Church of St Anthony Abbot in Nerola: the ancient parish outside the walls, in the Roman Sabina
The church of Sant'Antonio Abate stands to the north of Nerola, outside the castle walls, in the Roman Sabina. It served as the town's parish church until around 1550. St Anthony Abbot is, together with St George and St Sebastian, one of the three patron saints of the town.
From parish church to church of the cemetery
Around 1550 the parish title passed to the church of San Giorgio. From that point on, Sant'Antonio Abate retained only its cemetery functions. The graveyard lay on the left side, outside the building. The church was looked after by the "santesi" of the hospital — people appointed to care for ecclesiastical property — while the cemetery was maintained by the municipality.

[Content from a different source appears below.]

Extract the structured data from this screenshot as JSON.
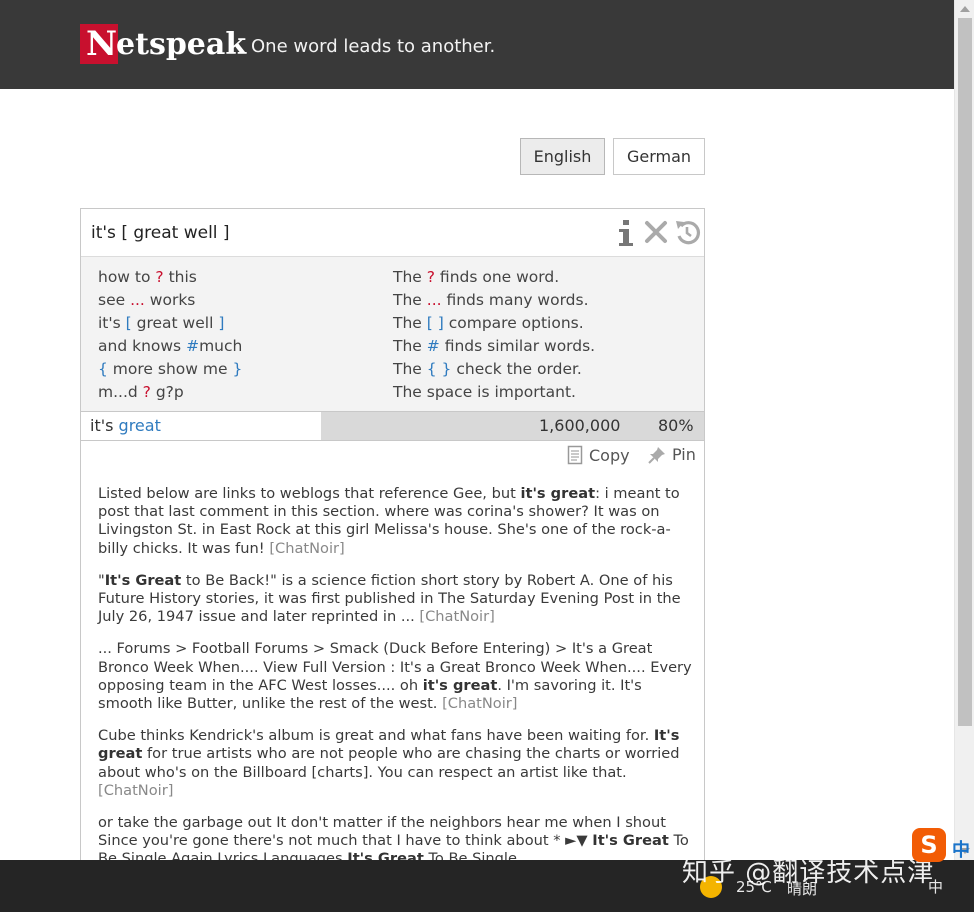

Three chapels, frescoes and a trapdoor
Inside there were three chapels. On the high altar stood a wooden statue of St Anthony. The apse vault and the side walls were painted with figures of saints, including St Anthony of Padua and St Francis of Assisi. The third chapel had no altar: there was a trapdoor above the burial pit for pilgrims, facing Campanelli's garden. The bell-gable contained a bell cast in 1597.
Closure and misguided restorations
In 1888 the church was closed for worship because of its by-then extreme deterioration. The gabled façade had a central door with a lunette, which has been bricked up in recent times, leaving the interior dark. The most recent restoration work covered up the ancient frescoes with white plaster and altered the original structure. An intervention that erased, rather than preserved, the treasures within.